A reader noticed this editor's note in the Times [emphasis added]:
Two articles in this series last year, by the author Karen Abbott, copied specific language and passages from several books and papers. In most of these instances, the writer cited the sources in the article’s endnotes. However, copying language from other sources without proper attribution is a violation of Times policy.

The first article, about white Southern women during the Civil War, copied language verbatim from works by Catherine Clinton, David Silkenat, J. David Hacker, Libra Hilde, James Holland Jones and Mary Elizabeth Massey, and a volume edited by Stephen W. Berry, all of which were listed in the article’s endnotes. The article also copied one sentence each from James M. McPherson’s “Battle Cry of Freedom: The Civil War Era” (1988) and from Williams G. Stevenson’s “Thirteen Months in the Rebel Army” (1862) without attribution.
This is a cut and dried complaint: two sources got no attribution. Simple, right?

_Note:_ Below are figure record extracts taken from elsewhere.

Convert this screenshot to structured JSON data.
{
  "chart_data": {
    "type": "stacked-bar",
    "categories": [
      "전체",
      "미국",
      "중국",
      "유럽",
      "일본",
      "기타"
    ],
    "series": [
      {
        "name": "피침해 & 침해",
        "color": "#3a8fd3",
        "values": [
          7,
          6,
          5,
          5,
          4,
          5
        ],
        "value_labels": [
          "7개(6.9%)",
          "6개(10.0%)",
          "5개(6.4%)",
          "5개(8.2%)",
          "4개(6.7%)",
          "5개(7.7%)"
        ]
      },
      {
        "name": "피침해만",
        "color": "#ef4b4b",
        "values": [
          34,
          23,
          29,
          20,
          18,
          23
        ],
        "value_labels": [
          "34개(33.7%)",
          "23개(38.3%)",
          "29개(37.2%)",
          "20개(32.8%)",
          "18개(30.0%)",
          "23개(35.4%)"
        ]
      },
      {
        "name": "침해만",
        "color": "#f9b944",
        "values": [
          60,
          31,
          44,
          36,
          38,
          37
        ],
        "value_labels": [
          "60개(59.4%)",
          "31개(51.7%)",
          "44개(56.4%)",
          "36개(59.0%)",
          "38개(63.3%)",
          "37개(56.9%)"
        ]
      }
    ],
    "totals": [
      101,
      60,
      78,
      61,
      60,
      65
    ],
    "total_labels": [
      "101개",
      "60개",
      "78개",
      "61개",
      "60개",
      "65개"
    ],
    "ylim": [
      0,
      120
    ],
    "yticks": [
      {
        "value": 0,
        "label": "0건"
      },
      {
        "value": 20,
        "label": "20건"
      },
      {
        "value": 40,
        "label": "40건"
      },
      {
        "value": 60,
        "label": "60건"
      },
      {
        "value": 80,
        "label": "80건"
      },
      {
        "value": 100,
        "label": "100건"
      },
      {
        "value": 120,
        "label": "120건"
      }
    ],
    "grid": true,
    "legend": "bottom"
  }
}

But if you look at the article, scroll down to the citations. Do you recognize the method? It is one used by Stephen Sears and other authors. They compile and write long passages of text marking them with a single endnote that leaves the reader guessing as to how to match material against sources. Our errant author takes this terrible, nonsensical practice to a new level by putting her whole article under this system, again leaving the reader to figure out what came from where. One reader apparently did and complained about the two missing bits.

Now, the  Times very overgenerously credits such disarray as legitimate attribution but blames the author for leaving two ingredients out of her hobo stew. The editor's note continues:
The second article, about The Soldier’s Friend, a New York newspaper for Civil War veterans, copied sentences verbatim from a book by Frances M. Clarke and a doctoral dissertation by Jalynn Olsen Padilla, both of which were listed in the article’s endnotes.
Note that the charge here is that the author reproduced text without quote marks and the citation of said text does not then wash away the sin of plagiarism. Many of you will consider this nitpicking - it is not. History is about the evaluation of sources and just weighing of evidence. When evil practices strip away our ability to judge the author on these criteria, there's no history there. It's mere nonfiction that violates even a newspaper's editorial policies.

The Times invokes the word plagiarism at the end of its note:
Editors at The Times learned of the problem after a reader complained. Contacted by The Times, Ms. Abbott said that it is common for historians to draw on primary and secondary sources as long as those sources are acknowledged. However, according to the American Historical Association: “Writers plagiarize, for example, when they fail to use quotation marks around borrowed material and to cite the source, use an inadequate paraphrase that makes only superficial changes to a text, or neglect to cite the source of a paraphrase.” Had The Times known about the copied language in both essays, it would not have published them.
If we look at the articles in question, this editor's note has been added to the end of the first article and the second. The pieces remain online and searchable. The author, Karen Abbott, will justly be shamed as long as these come up on the Web. And she will be shamed for practices milder than those of James McPherson, Jean Smith, and many other celebrated Civil War authors.

We Civil War readers need to contact the editors of newspapers who publish pieces and extracts from our Civil War authors and report plagiarism. We could contact book publishers too, but the effect would less and one wonders if the publishers even give a damn.